On the return of her brother-in-law in the autumn, Princess Anne wrote him a letter of congratulation on his conquest of Namur. The one she wrote after the death of the queen had resulted so favorably to herself that she expected equally pleasant effects from the present one; but she soon found her mistake, for the king had come home in a bad humor, and treated her letter with silent contempt. Perhaps congratulations seemed out of place when he remembered that the lives of twelve thousand men had paid the cost of his victory, besides an enormous sum of money.
A few weeks later he made a state visit to Campden House, when the duke received him with military honors. The king was very much amused, and asked the child "whether he had any horses yet."
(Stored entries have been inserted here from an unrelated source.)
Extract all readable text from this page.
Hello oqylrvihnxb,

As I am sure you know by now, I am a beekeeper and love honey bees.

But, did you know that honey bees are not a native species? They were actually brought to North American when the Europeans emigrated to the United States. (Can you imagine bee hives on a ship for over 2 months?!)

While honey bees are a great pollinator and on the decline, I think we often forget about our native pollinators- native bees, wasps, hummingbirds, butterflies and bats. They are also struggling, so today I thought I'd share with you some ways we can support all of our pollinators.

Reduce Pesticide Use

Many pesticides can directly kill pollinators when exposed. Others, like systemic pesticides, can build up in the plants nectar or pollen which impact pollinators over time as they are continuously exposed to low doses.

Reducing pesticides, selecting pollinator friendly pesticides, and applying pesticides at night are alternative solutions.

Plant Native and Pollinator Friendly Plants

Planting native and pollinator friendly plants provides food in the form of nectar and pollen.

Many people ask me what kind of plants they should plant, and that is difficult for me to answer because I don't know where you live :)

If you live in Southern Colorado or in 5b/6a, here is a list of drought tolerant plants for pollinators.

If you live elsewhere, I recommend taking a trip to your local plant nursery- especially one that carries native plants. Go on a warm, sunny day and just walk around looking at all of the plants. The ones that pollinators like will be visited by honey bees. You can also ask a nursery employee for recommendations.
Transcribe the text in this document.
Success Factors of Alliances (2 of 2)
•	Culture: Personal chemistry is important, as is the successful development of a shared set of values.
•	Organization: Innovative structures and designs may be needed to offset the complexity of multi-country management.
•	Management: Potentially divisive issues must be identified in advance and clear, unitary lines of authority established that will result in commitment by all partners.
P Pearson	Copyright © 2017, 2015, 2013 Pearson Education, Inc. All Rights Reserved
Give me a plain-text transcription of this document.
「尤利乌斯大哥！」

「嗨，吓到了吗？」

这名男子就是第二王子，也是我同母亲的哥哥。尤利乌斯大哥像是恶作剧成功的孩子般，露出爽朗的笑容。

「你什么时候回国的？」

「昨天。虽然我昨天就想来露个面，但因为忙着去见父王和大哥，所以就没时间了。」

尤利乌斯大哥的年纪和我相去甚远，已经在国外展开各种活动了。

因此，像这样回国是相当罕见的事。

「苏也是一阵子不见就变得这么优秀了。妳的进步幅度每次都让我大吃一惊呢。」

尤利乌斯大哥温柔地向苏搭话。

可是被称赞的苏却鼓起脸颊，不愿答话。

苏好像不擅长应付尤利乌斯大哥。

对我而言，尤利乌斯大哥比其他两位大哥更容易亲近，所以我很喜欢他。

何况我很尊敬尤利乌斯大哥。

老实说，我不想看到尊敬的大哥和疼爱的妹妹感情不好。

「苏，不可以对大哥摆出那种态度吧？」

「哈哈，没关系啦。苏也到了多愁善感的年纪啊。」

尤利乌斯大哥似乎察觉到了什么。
"Oh yes," replied he, "I have one live horse and two dead ones."
"You keep dead horses, do you?" asked his majesty. "That is not the way with soldiers, for they always bury their dead horses."
The little duke was impressed by what his uncle had said, and determined to be as much like a real soldier as possible; so he summoned his regiment as soon as the king had departed, and buried his two hobby horses that he had designated as dead ones. A Shetland pony, no larger than a Newfoundland dog, was his riding animal.
During the king's absence Princess Anne had received all due honors, as first royal lady of the realm, and this gratified her ambition entirely; but when his majesty thought fit to confer upon his favorite, Bentinck, and his heirs forever, all the rights of the Princess of Wales, not only was Anne justly indignant at seeing her son deprived of his privileges, but the whole country viewed the action with extreme disfavor, and the House of Commons contested it with great warmth. William III. was compelled to revoke the grant; but the hard feeling it had aroused in the mind of Princess Anne remained, and his majesty took no pains to conciliate her. On the contrary, as soon as he was convinced that the removal of his wife had not affected his position, he began to regret the alliance he had formed with his sister-in-law, and treated her with marked disrespect. He even forbade the members of the clergy to bow before her previous to beginning their sermons, according to the custom in the Church of England at that time. To be sure, the Dean of Canterbury and the rector of St. James's Church did not pay the slightest attention to the prohibition, and the princess always returned their salute with marked civility.
King William had become dreadfully irritable since the death of his wife. We know that he was naturally surly and ill-natured; but his fondness for Holland gin excited him to such a degree that he would cane his inferior servants if they chanced to neglect even the most trifling duty. The way they tried to dodge his majesty when he was in an unusually fractious mood was amusing, and the members of the royal household called those who were obliged to submit to the blows "King William's Knights of the Cane."
A French servant, who had charge of his majesty's guns, and who attended him in his shooting excursions in the Hampden Court park, forgot one day to provide himself with shot, although it was his duty to load the fowling-piece. He did not dare to acknowledge his neglect, but kept charging the gun with powder only, and every time the king fired would exclaim, "I did never,—no, never, see his majesty miss before." Thus are petty tyrants invariably deceived.